И вдруг она вышла. Но я увидела только розу красного цвета на длинном стебле, которую служительница несла на вытянутой руке.
– Вот вам, – вручила она ее мне.
– Это мне? – удивилась я, впрочем, как и Лена, которая даже хлопнула в ладоши от неожиданности.
– Вы же просили? – сказала служительница.
– Не до такой степени, чтоб целую розу… – растерялась я. – Дай Бог вам здоровья! Вы не представляете… не представляете, какой это подарок.
– Это аванс… – улыбнулась она. – Отрабатывайте.
– Да?
– Помоги Господь! – сказала на прощание служительница.
Мы вышли из часовни и на все лады стали обсуждать подарок от Ксении. Настроение было расчудесное. Перспективы – радужные. Подарок – удивительный. Лена заставила меня сфотографироваться с красной розой на фоне часовни – для истории.

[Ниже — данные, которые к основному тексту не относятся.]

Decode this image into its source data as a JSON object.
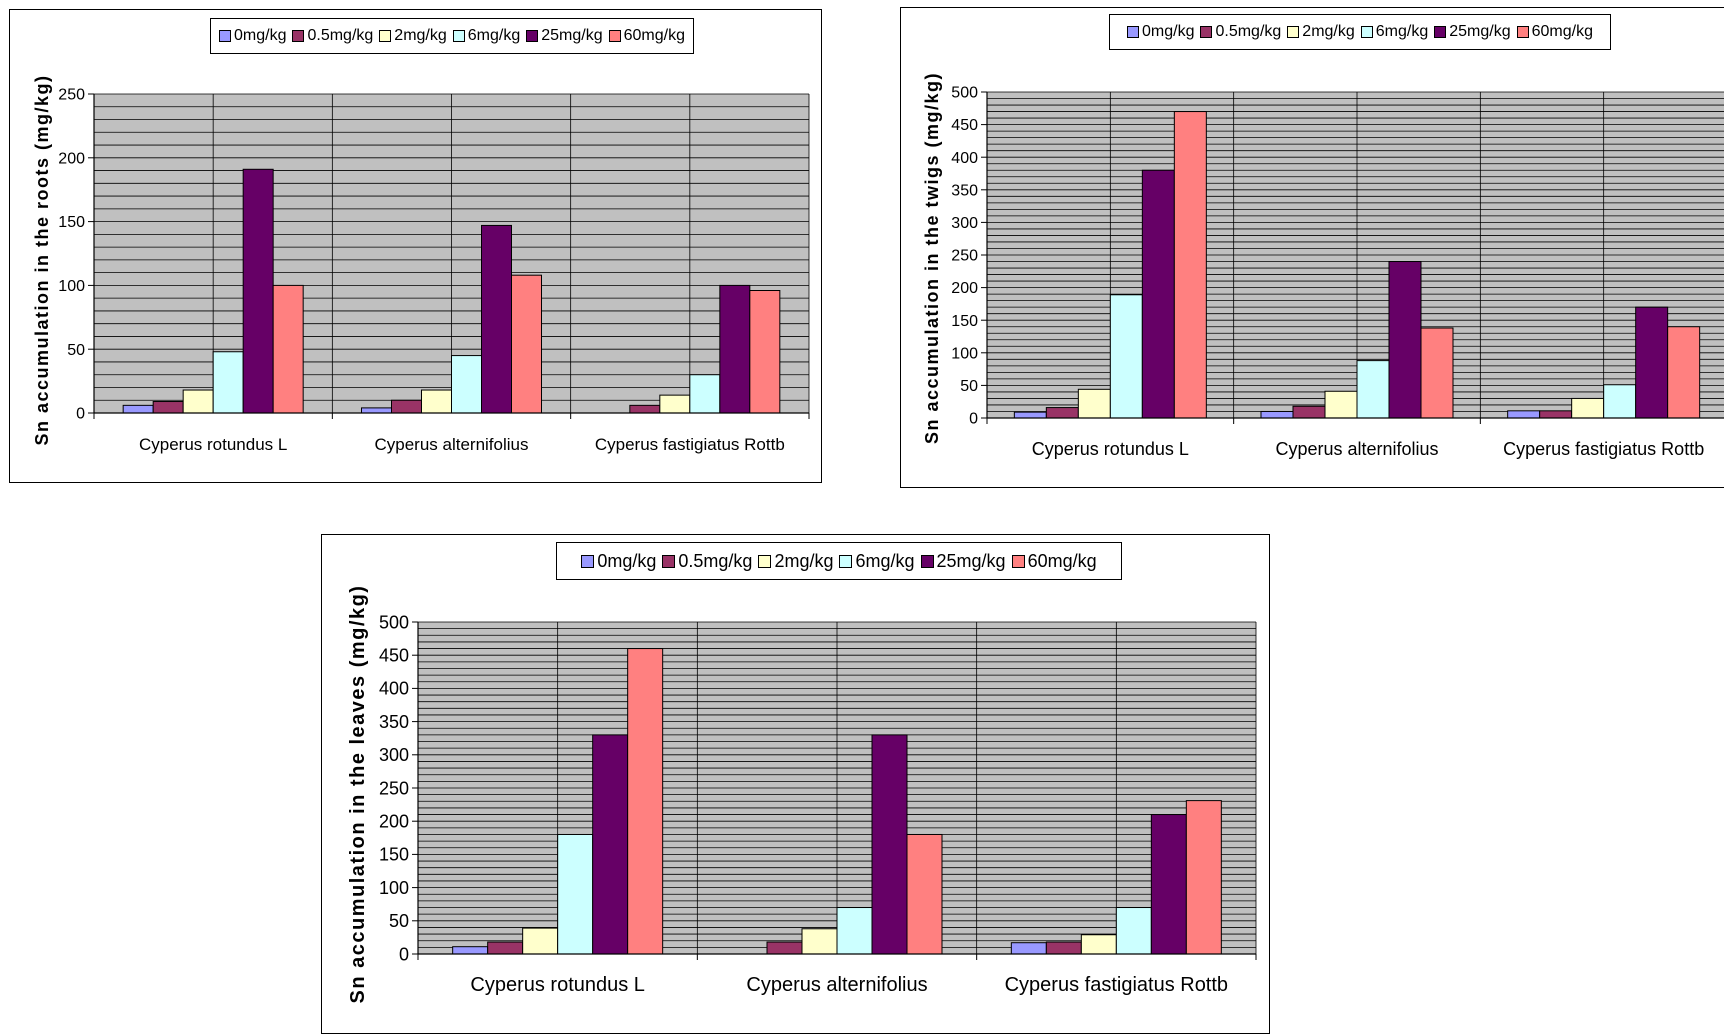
{
  "legend": {
    "series": [
      "0mg/kg",
      "0.5mg/kg",
      "2mg/kg",
      "6mg/kg",
      "25mg/kg",
      "60mg/kg"
    ],
    "colors": [
      "#9999ff",
      "#993366",
      "#ffffcc",
      "#ccffff",
      "#660066",
      "#ff8080"
    ]
  },
  "chart_data": [
    {
      "type": "bar",
      "categories": [
        "Cyperus rotundus L",
        "Cyperus alternifolius",
        "Cyperus fastigiatus Rottb"
      ],
      "ylabel": "Sn accumulation in the roots (mg/kg)",
      "ylim": [
        0,
        250
      ],
      "yticks": [
        0,
        50,
        100,
        150,
        200,
        250
      ],
      "grid": true,
      "legend_position": "top",
      "series": [
        {
          "name": "0mg/kg",
          "values": [
            6,
            4,
            0
          ]
        },
        {
          "name": "0.5mg/kg",
          "values": [
            9,
            10,
            6
          ]
        },
        {
          "name": "2mg/kg",
          "values": [
            18,
            18,
            14
          ]
        },
        {
          "name": "6mg/kg",
          "values": [
            48,
            45,
            30
          ]
        },
        {
          "name": "25mg/kg",
          "values": [
            191,
            147,
            100
          ]
        },
        {
          "name": "60mg/kg",
          "values": [
            100,
            108,
            96
          ]
        }
      ]
    },
    {
      "type": "bar",
      "categories": [
        "Cyperus rotundus L",
        "Cyperus alternifolius",
        "Cyperus fastigiatus Rottb"
      ],
      "ylabel": "Sn accumulation in the twigs (mg/kg)",
      "ylim": [
        0,
        500
      ],
      "yticks": [
        0,
        50,
        100,
        150,
        200,
        250,
        300,
        350,
        400,
        450,
        500
      ],
      "grid": true,
      "legend_position": "top",
      "series": [
        {
          "name": "0mg/kg",
          "values": [
            9,
            10,
            11
          ]
        },
        {
          "name": "0.5mg/kg",
          "values": [
            16,
            18,
            11
          ]
        },
        {
          "name": "2mg/kg",
          "values": [
            44,
            41,
            30
          ]
        },
        {
          "name": "6mg/kg",
          "values": [
            189,
            88,
            51
          ]
        },
        {
          "name": "25mg/kg",
          "values": [
            380,
            240,
            170
          ]
        },
        {
          "name": "60mg/kg",
          "values": [
            470,
            138,
            140
          ]
        }
      ]
    },
    {
      "type": "bar",
      "categories": [
        "Cyperus rotundus L",
        "Cyperus alternifolius",
        "Cyperus fastigiatus Rottb"
      ],
      "ylabel": "Sn accumulation in the leaves (mg/kg)",
      "ylim": [
        0,
        500
      ],
      "yticks": [
        0,
        50,
        100,
        150,
        200,
        250,
        300,
        350,
        400,
        450,
        500
      ],
      "grid": true,
      "legend_position": "top",
      "series": [
        {
          "name": "0mg/kg",
          "values": [
            11,
            0,
            17
          ]
        },
        {
          "name": "0.5mg/kg",
          "values": [
            18,
            18,
            18
          ]
        },
        {
          "name": "2mg/kg",
          "values": [
            39,
            38,
            29
          ]
        },
        {
          "name": "6mg/kg",
          "values": [
            180,
            70,
            70
          ]
        },
        {
          "name": "25mg/kg",
          "values": [
            330,
            330,
            210
          ]
        },
        {
          "name": "60mg/kg",
          "values": [
            460,
            180,
            231
          ]
        }
      ]
    }
  ]
}
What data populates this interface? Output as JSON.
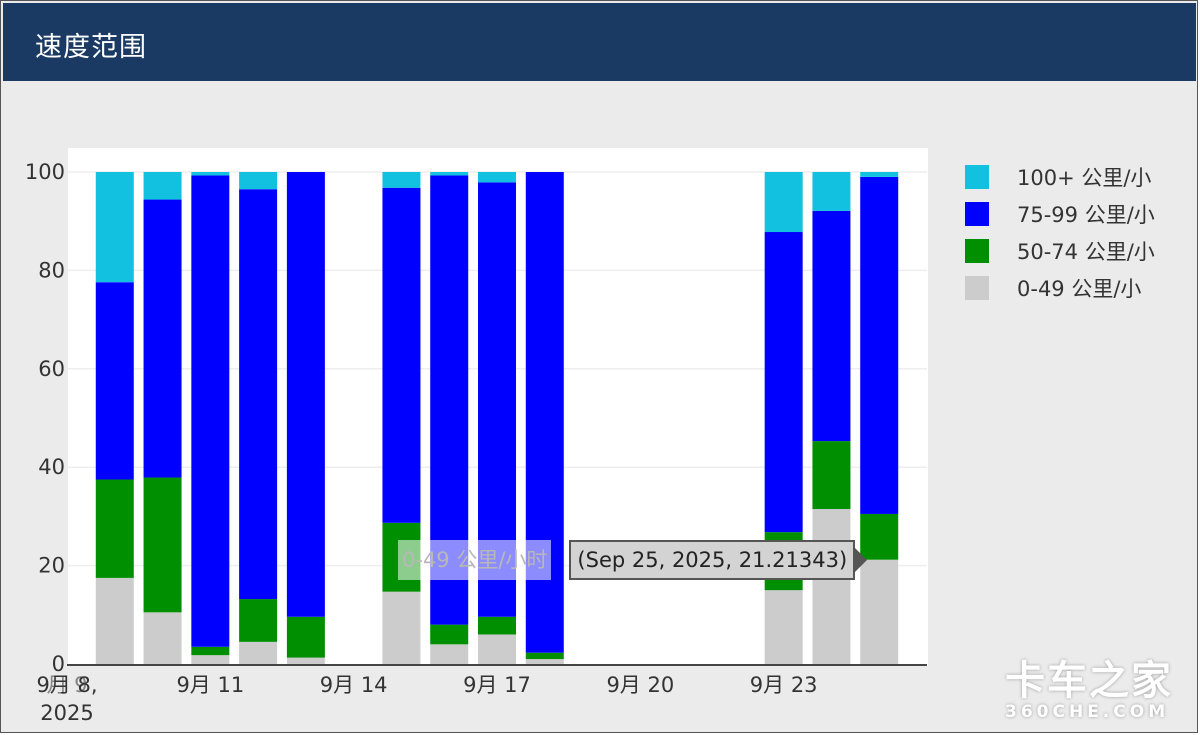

Когда мы добрались до Иоанновского монастыря, было без двадцати пять вечера. Пока купили свечи, написали записки и нашли усыпальницу кронштадтского чудотворца, то у дверей ее обнаружили монахиню, которая закрывала входную дверь.
– Матушка, матушка, подождите! – закричали мы хором.
Она повернула ключ в обратную сторону и сказала ласково:
– Часовня открыта до пяти…
– Я на поезд опаздываю… – пожаловалась я и юркнула в усыпальницу.
У надгробия святого бухнулась на колени и зашептала:
– Батюшка Иоанн, ты добрый, прости, что нет времени у нас. Такой дикий ритм жизни, прости… Помолись пред Престолом Господним, чтобы я книгу про Ксению смогла написать. А после нее – про тебя… Благослови, если уж ты привел меня к себе… Преподобный! Святой! Праведный! Иоанне Кронштадтский! Еще надо успеть на поезд. Помоги…
Сзади уже стояла монахиня и махала рукой, чтобы мы шли к выходу. У нее было послушание – закрывать усыпальницу ровно в пять. Я поднялась и, озираясь на гробницу, пытаясь хотя бы взглядом сфотографировать эти низкие своды, надгробную плиту и роскошные букеты вокруг. А мы опять прибежали без цветов. Хотела я оставить свою розу, но не могла – это теперь была моя святыня.
И вот я уже сидела в плацкартном вагоне в обнимку с этой розой. Все ближе была Москва и все явственней вставал вопрос: что же и как писать про блаженную Ксению? Даже о ее современных чудесах я не поинтересовалась в часовне.
Время, отведенное на книгу, побежало. Несколько дней я не могла ни на что решиться. И вдруг ноги как будто сами собой понесли в Ленинку. Прошла наверх, поначалу неуверенно стала рыться в главном каталоге нашей главной библиотеки, но за полдня ни единой книги, кроме уже знакомого репринтного жития, не обнаружила. Тогда я сообразила пойти к консультантам. Три или четыре человека передавали меня из рук в руки, пока не познакомилась я с одной женщиной-библиографом – про таких кино снимать надо. Профессионал, преданный своей книжно-буквоедской работе до смерти. Озадачилась она моей проблемой и направилась в какие-то спецкаталоги, куда вход простым смертным был закрыт. Меня попросила прийти через часик. Пошла я на выдачу – взять какие-то первые заказанные мною книги. И тут обнаружились интересные вещи.